In the human body, there are six different types of tau proteins, and each of them consists of the binding domain, which unites with microtubules, and the projection domain, which is projected out. Until now, the functions of the short, medium and long chains of projection domains have not been unknown.
The research team observed microtubules, which are raised into tubulin, or the basic protein that forms microtubules, refined from small nerve cells, through the “X-ray scattering accelerator” after putting them in biodegradable polymers, polyethylene glycol. As a result, the structure of microtubules started changing when the force exerted on microtubules surpasses the critical value. However, the modification of the tau protein in the long chain of the projection domain completely disappeared when the tau protein was united.
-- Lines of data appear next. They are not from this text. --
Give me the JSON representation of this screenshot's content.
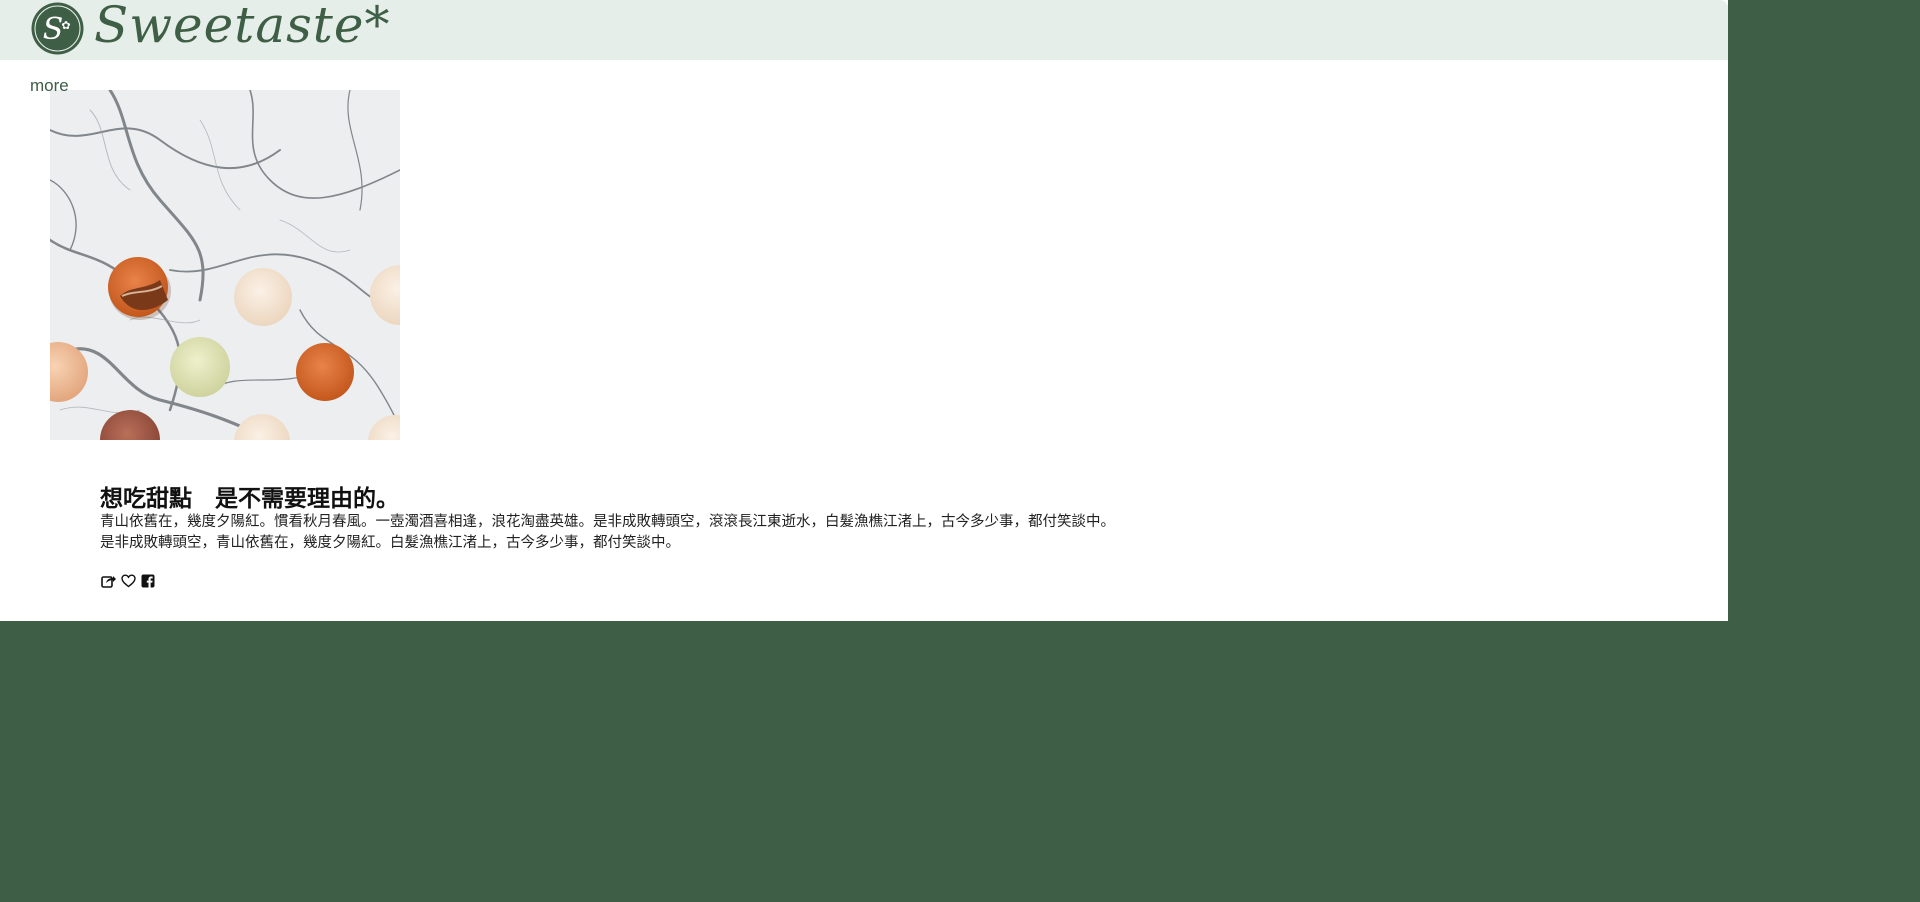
{
  "header": {
    "brand_name": "Sweetaste*",
    "logo_letter": "S",
    "logo_icon": "sweetaste-logo-icon"
  },
  "nav": {
    "more_label": "more"
  },
  "article": {
    "hero_image": "macarons-on-marble-image",
    "title": "想吃甜點　是不需要理由的。",
    "body_lines": [
      "青山依舊在，幾度夕陽紅。慣看秋月春風。一壺濁酒喜相逢，浪花淘盡英雄。是非成敗轉頭空，滾滾長江東逝水，白髮漁樵江渚上，古今多少事，都付笑談中。",
      "是非成敗轉頭空，青山依舊在，幾度夕陽紅。白髮漁樵江渚上，古今多少事，都付笑談中。"
    ],
    "actions": [
      {
        "icon": "share-icon"
      },
      {
        "icon": "heart-icon"
      },
      {
        "icon": "facebook-icon"
      }
    ]
  },
  "colors": {
    "brand_green": "#3f5e46",
    "header_bg": "#e6eee9",
    "page_bg": "#ffffff",
    "macaron_orange": "#d9692a",
    "macaron_cream": "#f4e3cf",
    "macaron_pistachio": "#dfe3b4",
    "macaron_peach": "#f1c19c",
    "macaron_brown": "#a25a44"
  }
}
This was because the projection domain of the tau protein serves as a bumper which buffers the forces between microtubules, maintaining the stability.
This latest research was recently released in the online edition of Proceedings of the National Academy of Sciences of the United States.
Prof. Choi Myung-chul said, “Through the continuous research on structural interactions between the tau protein and microtubules, we will find out critical clues to get over brain diseases, such as Alzheimer's and Parkinson's diseases.”